Well done, you’re reached the finish line. Your back has
been slapped and the medal hung round your neck. The warm glow of achievement
makes you feel all fuzzy for a few days and you get to relate tales of mid-race
turmoil and heroics to friends and loved ones.
In the flush of excitement that comes with the completing of
a big event, what is often forgotten is what happens when all the bunting is
taking down and the race medals are safely packed away. A lot of people find
themselves at a bit of a loss and you’ll often see sportspeople of all types
hastily signing up to the next big challenge in an effort to counteract the low
that often follows the finish line high.
I’ll be honest, it’s where I find myself currently, dear
reader. I can readily admit to you that emotional steadiness is a bit of an
alien concept at TrainandScoff Mansions (outdoor pool, room for a pony). From
my earliest memories, I’ve always been a bit of a slave to emotions (something
I think runs though the family). The ‘emotion volume dial’ is consistently turned
right the way up to +1, or down to -11, without much in between. Don’t get me
wrong, I love being happy, and the sound of laughter is one of the greatest
things known to humankind, but teamed with that I’ve never been able to shake
off a certain melancholia that strikes at the most inopportune moments.
Melancholy is rubbish – also known as being a mardy git. You
try and fight it, but you can feel yourself slip into the darkness. In my own
case, it feels like a bit of colour drains from the world and everything is a
bit monochrome. I’ve got tried and tested strategies to get out if it, mainly
involving retreating into my introverted world, listening to my favourite songs
which always, eventually, makes thing seem slightly better. Not particularly
helpful for those around me, but it works.

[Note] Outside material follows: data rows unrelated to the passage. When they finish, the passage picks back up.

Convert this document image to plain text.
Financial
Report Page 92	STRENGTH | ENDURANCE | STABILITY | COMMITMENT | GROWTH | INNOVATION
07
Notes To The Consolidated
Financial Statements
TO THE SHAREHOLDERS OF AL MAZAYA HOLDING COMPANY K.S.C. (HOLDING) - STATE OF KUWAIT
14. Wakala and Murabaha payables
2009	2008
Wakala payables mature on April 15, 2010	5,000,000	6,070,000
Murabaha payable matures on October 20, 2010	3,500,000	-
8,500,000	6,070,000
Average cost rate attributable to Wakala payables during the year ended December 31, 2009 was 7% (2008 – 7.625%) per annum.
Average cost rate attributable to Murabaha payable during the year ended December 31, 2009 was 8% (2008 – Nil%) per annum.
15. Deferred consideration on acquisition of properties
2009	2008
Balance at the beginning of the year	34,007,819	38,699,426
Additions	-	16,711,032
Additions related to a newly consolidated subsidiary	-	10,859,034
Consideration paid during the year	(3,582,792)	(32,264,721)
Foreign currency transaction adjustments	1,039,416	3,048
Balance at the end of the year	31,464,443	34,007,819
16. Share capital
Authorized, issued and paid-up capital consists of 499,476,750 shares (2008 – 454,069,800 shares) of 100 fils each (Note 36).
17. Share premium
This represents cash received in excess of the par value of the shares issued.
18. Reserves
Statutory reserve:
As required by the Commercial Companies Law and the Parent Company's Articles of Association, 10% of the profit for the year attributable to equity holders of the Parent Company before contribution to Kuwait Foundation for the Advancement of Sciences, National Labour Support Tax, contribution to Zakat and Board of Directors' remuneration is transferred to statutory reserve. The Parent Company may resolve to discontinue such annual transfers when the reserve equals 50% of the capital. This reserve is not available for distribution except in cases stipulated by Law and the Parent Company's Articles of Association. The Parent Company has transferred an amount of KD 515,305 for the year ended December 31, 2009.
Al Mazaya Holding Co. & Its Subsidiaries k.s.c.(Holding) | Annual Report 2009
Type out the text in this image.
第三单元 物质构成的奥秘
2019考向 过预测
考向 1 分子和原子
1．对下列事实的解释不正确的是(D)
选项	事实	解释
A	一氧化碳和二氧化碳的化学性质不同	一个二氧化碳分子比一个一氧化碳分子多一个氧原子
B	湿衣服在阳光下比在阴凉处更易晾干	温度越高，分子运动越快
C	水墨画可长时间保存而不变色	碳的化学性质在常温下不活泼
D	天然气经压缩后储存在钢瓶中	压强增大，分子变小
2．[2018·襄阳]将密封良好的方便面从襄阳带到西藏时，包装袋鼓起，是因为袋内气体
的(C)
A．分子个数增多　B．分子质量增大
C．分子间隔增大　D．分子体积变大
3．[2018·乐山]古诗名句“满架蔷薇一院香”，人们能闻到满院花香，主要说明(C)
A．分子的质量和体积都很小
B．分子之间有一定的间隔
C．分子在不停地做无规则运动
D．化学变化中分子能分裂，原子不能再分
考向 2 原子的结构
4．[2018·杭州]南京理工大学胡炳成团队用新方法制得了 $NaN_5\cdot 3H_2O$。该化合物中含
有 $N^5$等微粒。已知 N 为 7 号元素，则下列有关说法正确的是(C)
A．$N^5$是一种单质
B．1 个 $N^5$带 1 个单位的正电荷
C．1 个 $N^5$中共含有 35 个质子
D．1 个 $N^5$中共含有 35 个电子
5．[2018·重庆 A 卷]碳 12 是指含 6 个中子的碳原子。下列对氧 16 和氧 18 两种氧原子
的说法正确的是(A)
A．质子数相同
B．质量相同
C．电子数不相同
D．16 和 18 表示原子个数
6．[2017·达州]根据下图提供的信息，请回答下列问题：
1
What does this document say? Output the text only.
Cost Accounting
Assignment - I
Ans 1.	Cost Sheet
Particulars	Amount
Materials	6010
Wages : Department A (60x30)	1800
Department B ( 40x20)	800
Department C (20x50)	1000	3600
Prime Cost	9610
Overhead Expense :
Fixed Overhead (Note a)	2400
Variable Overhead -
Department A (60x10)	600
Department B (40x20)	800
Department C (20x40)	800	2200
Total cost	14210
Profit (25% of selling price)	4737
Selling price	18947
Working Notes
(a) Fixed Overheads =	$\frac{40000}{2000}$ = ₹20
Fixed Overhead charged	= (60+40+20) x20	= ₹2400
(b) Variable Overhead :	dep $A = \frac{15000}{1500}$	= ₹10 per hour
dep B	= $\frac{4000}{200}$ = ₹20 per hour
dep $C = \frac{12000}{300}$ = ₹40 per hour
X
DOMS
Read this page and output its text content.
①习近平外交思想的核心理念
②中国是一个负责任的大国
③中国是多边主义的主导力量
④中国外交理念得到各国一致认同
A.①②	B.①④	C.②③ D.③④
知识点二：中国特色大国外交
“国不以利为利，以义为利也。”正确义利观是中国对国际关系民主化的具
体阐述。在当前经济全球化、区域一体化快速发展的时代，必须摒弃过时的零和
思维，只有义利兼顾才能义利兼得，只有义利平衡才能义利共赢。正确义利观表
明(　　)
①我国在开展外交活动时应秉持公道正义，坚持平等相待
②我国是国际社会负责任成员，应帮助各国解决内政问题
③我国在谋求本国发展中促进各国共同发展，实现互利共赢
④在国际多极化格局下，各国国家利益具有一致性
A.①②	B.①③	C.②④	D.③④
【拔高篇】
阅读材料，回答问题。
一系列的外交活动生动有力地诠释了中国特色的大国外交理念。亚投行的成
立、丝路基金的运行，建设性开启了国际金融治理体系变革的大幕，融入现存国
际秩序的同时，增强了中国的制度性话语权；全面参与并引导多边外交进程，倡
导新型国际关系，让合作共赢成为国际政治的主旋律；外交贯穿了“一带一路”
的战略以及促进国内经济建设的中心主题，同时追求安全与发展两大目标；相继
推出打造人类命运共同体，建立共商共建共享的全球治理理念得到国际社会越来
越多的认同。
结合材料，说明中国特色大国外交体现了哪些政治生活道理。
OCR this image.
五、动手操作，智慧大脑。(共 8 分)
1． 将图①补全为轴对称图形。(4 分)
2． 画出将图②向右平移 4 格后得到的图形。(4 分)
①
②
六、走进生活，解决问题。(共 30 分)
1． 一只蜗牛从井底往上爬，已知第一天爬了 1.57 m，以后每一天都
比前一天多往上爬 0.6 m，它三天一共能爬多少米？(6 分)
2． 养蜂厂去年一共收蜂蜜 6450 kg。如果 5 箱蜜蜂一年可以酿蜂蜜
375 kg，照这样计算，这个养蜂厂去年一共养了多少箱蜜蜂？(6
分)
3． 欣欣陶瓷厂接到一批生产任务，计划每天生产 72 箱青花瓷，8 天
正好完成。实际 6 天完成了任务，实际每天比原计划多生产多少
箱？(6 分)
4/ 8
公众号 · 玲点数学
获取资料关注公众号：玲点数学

One of the reasons that I took to running so readily what
that it was one of the few activities that even-ed my head out. The physical
act of pounding the pavements was the one time when my brain became quiet and I
could approach the world with some sort of clarity. Maybe that’s why I didn’t
take to rowing so readily - the melting pot that is the squad environment is
hard to take for the emotionally fragile. It was only when I had the stability
of a good crew around me that I found I was able to flourish.
Reading various blogs from runners and other sportspeople,
it’s clear I’m not along in all this, and I’m sure if you’d ask most they
wouldn’t exchange the highs and lows for a general medium for anything. The
highs can be so damn good. So, so good that they become addictive, you find
that you live for and chase those moments. Is that why people strive for ever
bigger distances? I hope not, because what happens when even the longest
ultra-race doesn’t give you the ‘kick’ you are after.
There is light at the end of the tunnel. As I get older I
get better at finding coping mechanisms. I fight back. I don’t always win, but
I try my hardest. If I’m being a bit quiet, it’s nothing personal , just
working through ma-shit. Will be with you shortly.